Queen’s College

As well as the ‘Cathedral Schools’, numerous privately run colleges and finishing schools operated at varying times throughout West Hobart.

One such institution was Queen’s College, which was originally based in ‘Minallo’, a grand old house located in Minallo Avenue.

The principal of the school was Miss Pearl Walter, who was assisted by two female teachers. At the entrance to the carriage drive off Pine Street were two blue painted wooden gates, with a smaller gate for pedestrians. Large gum trees and pines lined the driveway, which swept around a corner and made a circuit in front of “Minallo”.

Three spinster ladies, the Misses Alderton, were caretakers of the grounds and many rooms of “Minallo”, not used by Queen’s College.

The College was later moved in 1941 to a hall in Arthur Street, but closed down in 1943 on the retirement of Miss Walter.

Queens College WH - Third row 4 from left (4)

Photo of pupils 1941 or 1942 (Bill Stennard, 3rd row 4th from left)

 


http://adb.anu.edu.au/biography/stephens-arthur-augustus-8643

At 19 Stephens established the New Town Classical and Commercial School which, within four years, merged with Officer College, Hobart. In July 1893 he opened Queen’s College in Hobart, its main object being to prepare pupils for university examinations, although special classes were also provided in commercial subjects. Such was Stephens’ character that, when he left Officer College, its best students followed him.
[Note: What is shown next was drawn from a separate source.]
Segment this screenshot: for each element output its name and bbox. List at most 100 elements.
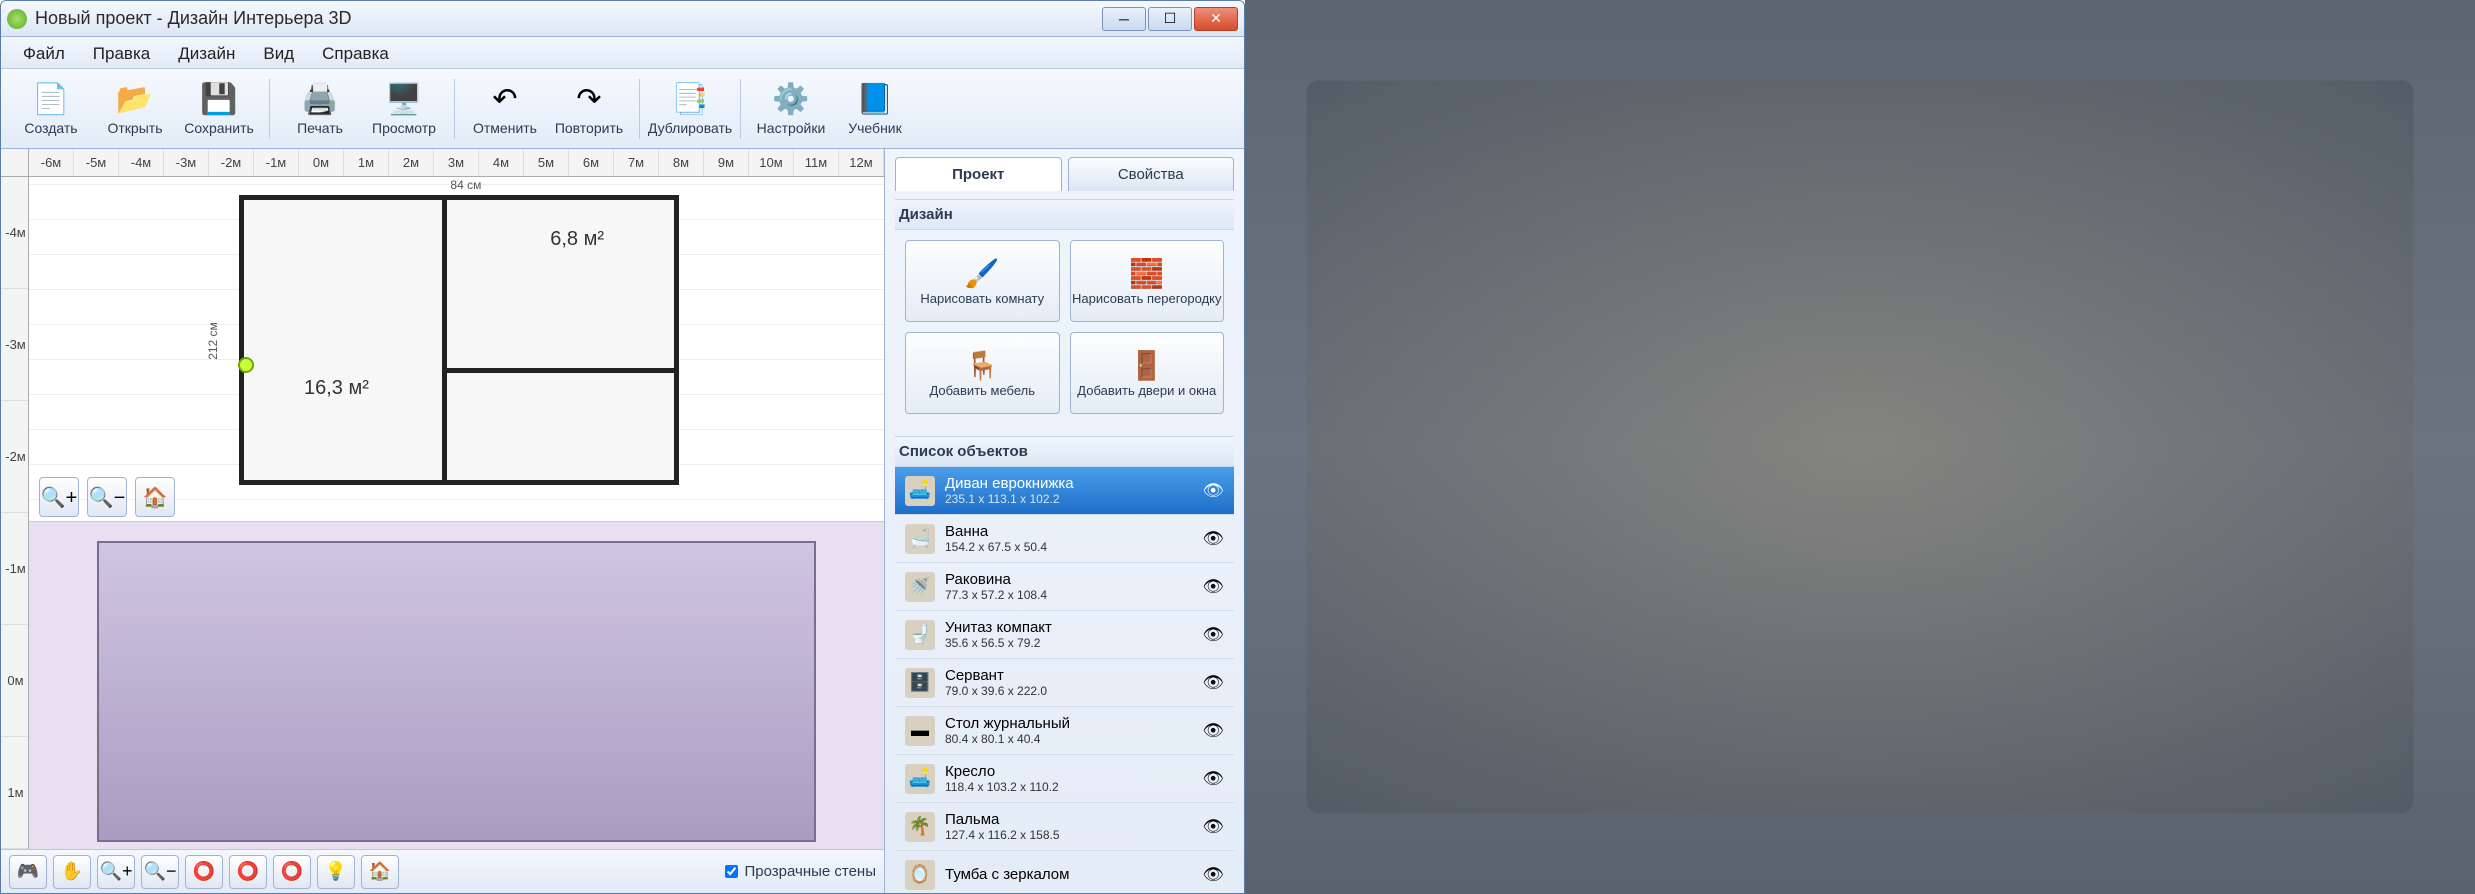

Queen’s was to be a school over which he ruled absolutely, free from the controls of school councils and committees. Although Stephens was a practising Anglican, his school had no denominational affiliation or external assistance. By 1895 he had made Queen’s largely co-educational: while there were ‘mixed-classes’, there was strict segregation at other times, with separate playgrounds for boys and girls. To Stephens, the co-educational experiment had been a very satisfactory innovation. Nevertheless, as Queen’s grew in size and reputation, boys came to predominate in number and in 1908 the Girls’ Department was discontinued.

Academic excellence was the hallmark of Queen’s. The school motto, Palme non sine pulvere(No reward without hard work), summed up Stephens’ approach to study. ‘He was indefatigable himself, but boys soon learnt that they had more to do than watch him work. He had a wonderful power of impressing upon others a portion at least of his own zeal and enthusiasm.’ Stephens’ wisdom, liberality and understanding made Queen’s the most notable school in Tasmania over a period of nineteen and a half years. Loyalty was another element which he had engendered. Roy Bridges, an ex-student, wrote of Stephens that he was ‘good-looking, dark-haired, dark-moustached, fresh-faced and kind of eyes; black of tail coat; grey of trousers, and white of waistcoat and starched linen. From the moment he smiled, offered me his hand and called me by my Christian name, I worshipped Arthur Stephens’.

Around 1911 he began to feel the administrative burdens and saw value in the backing of an institution like the Church of England. Plagued by continued ill health, Stephens was to allow the amalgamation in 1912 of his far larger school with The Hutchins School, of which he became vice-master. By late 1913 his health had so deteriorated that he was persuaded to take three months leave. Stephens died at New Town of pernicious anaemia on 14 May 1914, survived by his wife, Ida Ethel Marion, née Steele, whom he had married at Forcett on 28 June 1905, and two small children. Five hundred people attended his funeral at St John’s Anglican Church, New Town, and Queen’s old boys carried the coffin to the churchyard cemetery.